Excel 2007へのバージョンアップでは久々に新しいワークシート関数が追加された。中でも特に「〜IFS」関数と「IFERROR」関数に注目している。今まで苦労して作成していた数式がいとも簡単に作成できるようになる魅力的な関数だ。
まず、今回追加されたワークシート関数は次の通り。
| AVERAGEIF |
| AVERAGEIFS |
| COUNTIFS |
| CUBEKPIMEMBER |
| CUBEMEMBER |
| CUBEMEMBERPROPERTY |
| CUBERANKEDMEMBER |
| CUBESET |
| CUBESETCOUNT |
| CUBEVALUE |
| IFERROR |
| SUMIFS |
新しい関数の中で注目したいのは、「AVERAGEIF」「AVERAGEIFS」「COUNTIFS」「IFERROR」「SUMIFS」の5つだ。上の表では太い文字にしてある。
「CUBE」で始まる関数はSQL Serverからデータを抽出して、ピボットテーブルを作成するときなどに使用する「キューブ」を操作するための関数だ。一般的にはあまり使われないだろう。
従来からある「SUMIF」「COUNTIF」など、指定した条件に一致するデータだけ計算する「〜IF」関数は、条件をひとつしか指定できなかった。Excel 2007では複数の条件を指定して計算する「〜IFS」関数が追加された。基本的な使い方は同じなので、ここではSUMIFS関数を例にして使い方を紹介しよう。
SUMIFS関数の引数は次の通り。
| =SUMIFS(合計対象範囲,条件範囲1,条件1,[条件範囲2,条件2],[条件範囲3,条件3]...) |
![]() |
| 図1 複数の条件を指定できるSUMIFS関数 |
最初の引数には、条件に一致したとき合計する数値が入力されているセル範囲を指定する。上図ではセル範囲C2:C10だ。条件は「条件が入力されているセル範囲」と「条件」を対にして指定する。ここでは「セル範囲A2:A10(名前)」が「田中である」と、「セル範囲B2:B10(住所)」が「横浜である」という2つの条件を指定した。該当するセルはC2とC8なので、計算結果は「1294」となる。
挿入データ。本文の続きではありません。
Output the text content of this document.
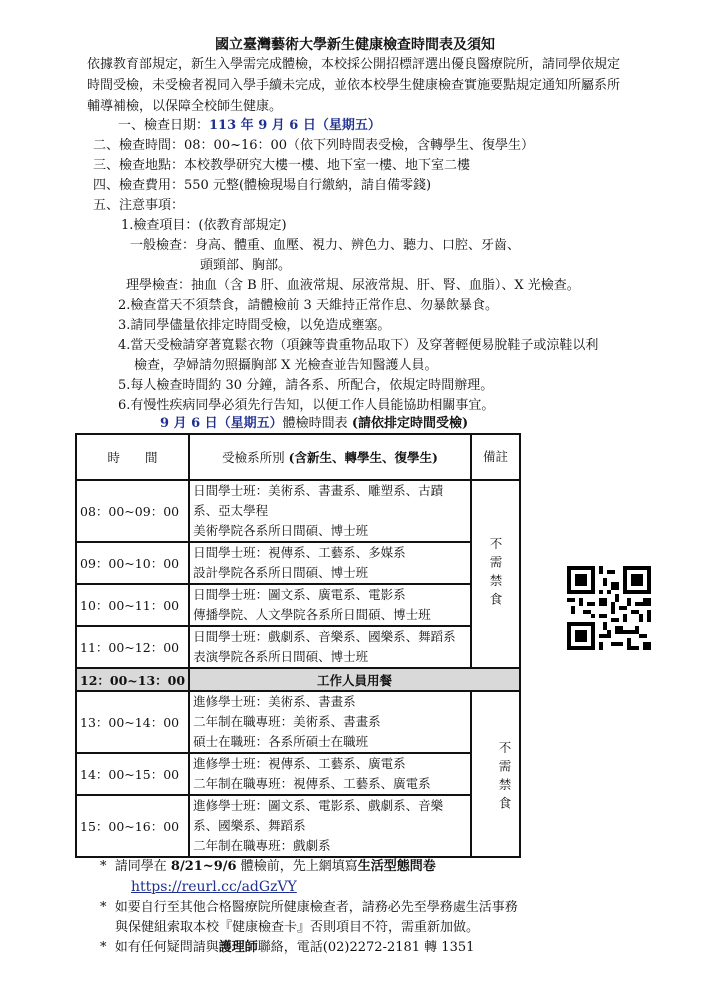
國立臺灣藝術大學新生健康檢查時間表及須知
依據教育部規定，新生入學需完成體檢，本校採公開招標評選出優良醫療院所，請同學依規定時間受檢，未受檢者視同入學手續未完成，並依本校學生健康檢查實施要點規定通知所屬系所輔導補檢，以保障全校師生健康。
一、檢查日期：113 年 9 月 6 日（星期五）
二、檢查時間：08：00~16：00（依下列時間表受檢，含轉學生、復學生）
三、檢查地點：本校教學研究大樓一樓、地下室一樓、地下室二樓
四、檢查費用：550 元整(體檢現場自行繳納，請自備零錢)
五、注意事項：
1.檢查項目：(依教育部規定)
一般檢查：身高、體重、血壓、視力、辨色力、聽力、口腔、牙齒、
頭頸部、胸部。
理學檢查：抽血（含 B 肝、血液常規、尿液常規、肝、腎、血脂）、X 光檢查。
2.檢查當天不須禁食，請體檢前 3 天維持正常作息、勿暴飲暴食。
3.請同學儘量依排定時間受檢，以免造成壅塞。
4.當天受檢請穿著寬鬆衣物（項鍊等貴重物品取下）及穿著輕便易脫鞋子或涼鞋以利
檢查，孕婦請勿照攝胸部 X 光檢查並告知醫護人員。
5.每人檢查時間約 30 分鐘，請各系、所配合，依規定時間辦理。
6.有慢性疾病同學必須先行告知，以便工作人員能協助相關事宜。
9 月 6 日（星期五）體檢時間表 (請依排定時間受檢)
時　　間	受檢系所別 (含新生、轉學生、復學生)	備註
08：00~09：00	日間學士班：美術系、書畫系、雕塑系、古蹟系、亞太學程
美術學院各系所日間碩、博士班	不需禁食
09：00~10：00	日間學士班：視傳系、工藝系、多媒系
設計學院各系所日間碩、博士班	

10：00~11：00	日間學士班：圖文系、廣電系、電影系
傳播學院、人文學院各系所日間碩、博士班	

11：00~12：00	日間學士班：戲劇系、音樂系、國樂系、舞蹈系
表演學院各系所日間碩、博士班	

12：00~13：00	工作人員用餐	
13：00~14：00	進修學士班：美術系、書畫系
二年制在職專班：美術系、書畫系
碩士在職班：各系所碩士在職班	不需禁食
14：00~15：00	進修學士班：視傳系、工藝系、廣電系
二年制在職專班：視傳系、工藝系、廣電系	

15：00~16：00	進修學士班：圖文系、電影系、戲劇系、音樂系、國樂系、舞蹈系
二年制在職專班：戲劇系	
* 請同學在 8/21~9/6 體檢前，先上網填寫生活型態問卷
https://reurl.cc/adGzVY
* 如要自行至其他合格醫療院所健康檢查者，請務必先至學務處生活事務
與保健組索取本校『健康檢查卡』否則項目不符，需重新加做。
* 如有任何疑問請與護理師聯絡，電話(02)2272-2181 轉 1351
SUMIFS関数で注意しなければならないのは、複数の条件を「かつ(AND)」で指定する点だ。SUMIFS関数では「または(OR)」による計算はできない。指定できる条件の数は、引数を見る限り制限がなさそうだ。
AVERAGEIFは、条件に一致したセルの平均を求める関数だ。今まで合計を求めるSUMIF関数と、データの個数を数えるCOUNTIF関数はあったが、なぜか平均を求めるAVERAGEIF関数は用意されていなかった。
![]() |
| 図2 指定した条件に一致したセルの平均を求めるAVERAGEIF関数 |
実はAVERAGEIF関数を使わなくても、SUMIF関数/COUNTIF関数で同様の計算が行えたのだが、新しいAVERAGEIF関数なら手間がひとつ軽減できる。